I'm tired of living so damn paranoid and constantly being mistrustful of people, and I'm tired of ranting at other people just to feel some sense of cathartic pleasure, that those f*****g NT-extrovert pompous bastards got a f*****g taste of what it's like to put a man in the autistic ghetto. I'm tired of constantly being around people that promote the idea of my inferiority, and I'm tired of worrying of other people seeing as such. I'm so f*****g tired, sick of all the bullshit.
That's all I have to say. God, or whatever, save me from this f*****g demon. I've lived with it for a very long time, and I'm tired of it.
Though I was never in special ed and ABA was never done to me, I know exactly how you feel, or think I do. I have the cathartic pleasure in talking about the abuse suffered. It's a relief. I have also thought of the autistic struggle, though for me it was less ghettos and more the Holocaust, complete with Auschwitz and gassing and cremating facilities and other atrocities. Though I did wish we would all just team up and form a gang. PM me if you want to talk.
I also feel like I never got a chance; that they made me so emotionally disturbed I had to concentrate on that instead, as well as on saving face here and there because I was so embarrassed. And wasting time doing it.

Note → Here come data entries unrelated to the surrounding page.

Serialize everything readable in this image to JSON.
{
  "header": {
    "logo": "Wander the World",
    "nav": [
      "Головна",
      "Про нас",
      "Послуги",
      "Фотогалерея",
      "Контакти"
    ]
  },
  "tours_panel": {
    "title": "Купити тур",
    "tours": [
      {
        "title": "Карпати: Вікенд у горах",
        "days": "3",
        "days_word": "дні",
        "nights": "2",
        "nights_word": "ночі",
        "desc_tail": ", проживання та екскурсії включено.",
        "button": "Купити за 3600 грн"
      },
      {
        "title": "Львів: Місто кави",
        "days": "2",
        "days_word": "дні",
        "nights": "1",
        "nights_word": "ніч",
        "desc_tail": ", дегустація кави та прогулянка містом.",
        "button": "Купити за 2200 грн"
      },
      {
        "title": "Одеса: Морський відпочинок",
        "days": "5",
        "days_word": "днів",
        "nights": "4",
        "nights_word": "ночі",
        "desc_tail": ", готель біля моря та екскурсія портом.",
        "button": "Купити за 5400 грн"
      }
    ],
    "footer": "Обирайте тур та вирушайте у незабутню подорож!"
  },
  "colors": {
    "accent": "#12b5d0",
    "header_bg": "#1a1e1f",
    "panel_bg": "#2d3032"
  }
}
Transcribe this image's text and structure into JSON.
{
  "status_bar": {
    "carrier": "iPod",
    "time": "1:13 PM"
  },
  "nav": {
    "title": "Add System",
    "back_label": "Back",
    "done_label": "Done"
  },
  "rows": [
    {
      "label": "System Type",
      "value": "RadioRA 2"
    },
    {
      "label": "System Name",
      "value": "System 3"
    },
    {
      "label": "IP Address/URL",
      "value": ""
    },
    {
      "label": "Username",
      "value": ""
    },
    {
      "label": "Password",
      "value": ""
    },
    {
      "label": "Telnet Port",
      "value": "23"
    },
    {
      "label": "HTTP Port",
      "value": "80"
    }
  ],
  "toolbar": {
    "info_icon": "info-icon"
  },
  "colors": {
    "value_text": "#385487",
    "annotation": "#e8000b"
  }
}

I get that too. I'm writing now about my experiences in SpED, and while I was a student mostly in the 1990s so ABA wasn't a thing yet, there were some serious problems with the way we were treated by both staff and other students. I had hoped things had gotten better, having seen some evidence that in "good" school programs they are focusing more on what the individual wants and on having SpED kids mainstreamed more, but I know in the same underfunded public schools I went to, in a lot of cases there's probably still a "room where THOSE kids go" like the ones I was always stuck in.